6. In case you didn’t know already, a committee of non-humanist boneheads at University of Iowa are planning to kill the Film Studies and Comp Lit PhDs (well, the program, not the individuals … though maybe that’s next). Read more, and a nice testimonial to the program via Henry Jenkins’s blog.

7. If you have a problem, and no one else can help you …. The A-Team trailer is out, for all those 80s renegades and would-be 80s renegades. But we’re forced to ask, is there a statute of limitations on iconic father figures played that Liam Neeson is rapidly approaching (Obi-Wan’s master, Aslan, Ducard (a.k.a. the dude who trained Batman), now Hannibal, and soon to be Zeus in Clash of the Titans)?

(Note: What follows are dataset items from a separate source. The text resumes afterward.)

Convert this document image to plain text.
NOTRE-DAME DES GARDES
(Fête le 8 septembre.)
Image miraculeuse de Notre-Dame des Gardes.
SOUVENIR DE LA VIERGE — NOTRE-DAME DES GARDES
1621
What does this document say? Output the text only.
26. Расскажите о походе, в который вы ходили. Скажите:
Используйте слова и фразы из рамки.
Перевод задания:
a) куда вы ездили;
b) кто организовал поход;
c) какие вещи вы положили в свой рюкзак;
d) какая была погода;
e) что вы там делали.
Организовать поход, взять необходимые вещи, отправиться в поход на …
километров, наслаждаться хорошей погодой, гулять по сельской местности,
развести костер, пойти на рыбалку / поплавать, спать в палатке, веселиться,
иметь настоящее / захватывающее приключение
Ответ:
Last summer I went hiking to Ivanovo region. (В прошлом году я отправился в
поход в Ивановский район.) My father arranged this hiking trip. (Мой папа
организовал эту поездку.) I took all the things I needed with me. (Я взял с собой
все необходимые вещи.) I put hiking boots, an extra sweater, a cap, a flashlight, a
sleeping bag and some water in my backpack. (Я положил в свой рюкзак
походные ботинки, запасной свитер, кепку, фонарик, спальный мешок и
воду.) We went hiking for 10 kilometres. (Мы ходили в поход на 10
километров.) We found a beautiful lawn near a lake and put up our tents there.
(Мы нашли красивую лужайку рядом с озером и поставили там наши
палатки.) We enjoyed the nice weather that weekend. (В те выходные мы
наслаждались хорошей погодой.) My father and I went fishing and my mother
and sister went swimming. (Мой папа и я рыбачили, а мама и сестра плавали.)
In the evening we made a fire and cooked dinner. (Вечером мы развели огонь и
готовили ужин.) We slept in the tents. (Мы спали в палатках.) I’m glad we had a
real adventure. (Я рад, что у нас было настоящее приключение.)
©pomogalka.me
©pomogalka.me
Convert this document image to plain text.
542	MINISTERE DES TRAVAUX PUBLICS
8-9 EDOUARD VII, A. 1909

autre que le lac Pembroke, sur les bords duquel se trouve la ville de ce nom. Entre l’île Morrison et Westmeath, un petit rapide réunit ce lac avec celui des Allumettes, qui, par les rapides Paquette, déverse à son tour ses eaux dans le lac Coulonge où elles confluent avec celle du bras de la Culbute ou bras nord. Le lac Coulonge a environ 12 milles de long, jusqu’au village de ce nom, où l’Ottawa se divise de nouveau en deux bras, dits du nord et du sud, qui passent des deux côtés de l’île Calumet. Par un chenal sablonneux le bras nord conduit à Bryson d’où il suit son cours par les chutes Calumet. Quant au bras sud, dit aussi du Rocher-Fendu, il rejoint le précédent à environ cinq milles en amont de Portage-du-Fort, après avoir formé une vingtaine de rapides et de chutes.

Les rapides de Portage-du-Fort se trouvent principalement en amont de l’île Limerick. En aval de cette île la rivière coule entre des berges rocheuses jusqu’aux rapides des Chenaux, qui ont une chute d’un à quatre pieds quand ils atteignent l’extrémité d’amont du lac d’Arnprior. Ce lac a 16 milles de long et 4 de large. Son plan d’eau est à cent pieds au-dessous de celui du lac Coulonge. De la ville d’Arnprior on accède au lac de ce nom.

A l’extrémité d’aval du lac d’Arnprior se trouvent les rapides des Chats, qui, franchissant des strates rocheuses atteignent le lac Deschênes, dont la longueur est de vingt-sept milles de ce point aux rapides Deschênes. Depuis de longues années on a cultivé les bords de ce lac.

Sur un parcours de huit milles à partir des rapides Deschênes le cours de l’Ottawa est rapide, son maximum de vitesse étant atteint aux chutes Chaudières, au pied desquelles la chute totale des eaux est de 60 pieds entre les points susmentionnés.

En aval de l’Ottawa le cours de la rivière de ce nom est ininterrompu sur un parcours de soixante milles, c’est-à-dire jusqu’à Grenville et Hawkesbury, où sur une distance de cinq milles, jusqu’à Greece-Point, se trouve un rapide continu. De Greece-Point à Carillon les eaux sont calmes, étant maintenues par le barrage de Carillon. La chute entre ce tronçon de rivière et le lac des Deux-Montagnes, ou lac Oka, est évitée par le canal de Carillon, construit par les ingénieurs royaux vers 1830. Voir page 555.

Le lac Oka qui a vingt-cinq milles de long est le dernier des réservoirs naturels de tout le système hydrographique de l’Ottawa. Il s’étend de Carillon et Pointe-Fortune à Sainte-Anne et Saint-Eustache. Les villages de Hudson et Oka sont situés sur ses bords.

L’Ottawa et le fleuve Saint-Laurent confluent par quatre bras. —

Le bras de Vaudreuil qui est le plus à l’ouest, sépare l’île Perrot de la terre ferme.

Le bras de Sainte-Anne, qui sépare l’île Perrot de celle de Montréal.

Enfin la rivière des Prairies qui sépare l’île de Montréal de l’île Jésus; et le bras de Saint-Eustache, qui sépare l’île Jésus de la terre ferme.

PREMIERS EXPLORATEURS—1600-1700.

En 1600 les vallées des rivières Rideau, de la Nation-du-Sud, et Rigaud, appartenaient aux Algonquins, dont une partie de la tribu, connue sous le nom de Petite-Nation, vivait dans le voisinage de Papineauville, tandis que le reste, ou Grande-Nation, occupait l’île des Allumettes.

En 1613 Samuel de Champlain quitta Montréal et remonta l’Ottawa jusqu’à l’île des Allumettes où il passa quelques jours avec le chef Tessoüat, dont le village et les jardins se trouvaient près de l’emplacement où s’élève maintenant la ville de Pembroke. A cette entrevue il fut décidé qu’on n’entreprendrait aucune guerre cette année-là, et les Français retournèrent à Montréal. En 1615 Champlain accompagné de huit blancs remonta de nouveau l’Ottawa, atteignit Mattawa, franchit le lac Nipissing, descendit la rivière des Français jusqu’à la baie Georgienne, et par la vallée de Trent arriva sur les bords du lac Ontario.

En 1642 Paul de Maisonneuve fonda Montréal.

8.  Oft-injured Portland Trail Blazers center and generally large human being Greg Oden became the latest professional athlete to have his NSFW cellphone pics circulated on the innernette (Google at your own risk).  The real story here is the wave of bizarre commentary from the sports writing community provoked by the pics.

9. Critically acclaimed 2009 horror film The House of the Devil receives a VHS release this week. (Granted, the VHS comes bundled with a DVD, somewhat like the trend of vinyl LPs coming with free digital downloads.) Is the videotape about to experience a revival? Or is this just nostalgia? Or merely a marketing gimmick?

10. Are digital music downloads too expensive? The music industry had a record-breaking year for digital music sales in 2009, suggesting that consumers are more than willing to fork over cash for “legal” downloads. However, a recent study from UPenn’s Wharton School suggests that the iTunes 99-cents per song model is overpriced and the industry would actually profit more from charging less. The industry, though, doesn’t seem convinced; Billboard has been quick to try and marginalize the research as, among other things, “strictly an academic exercise.”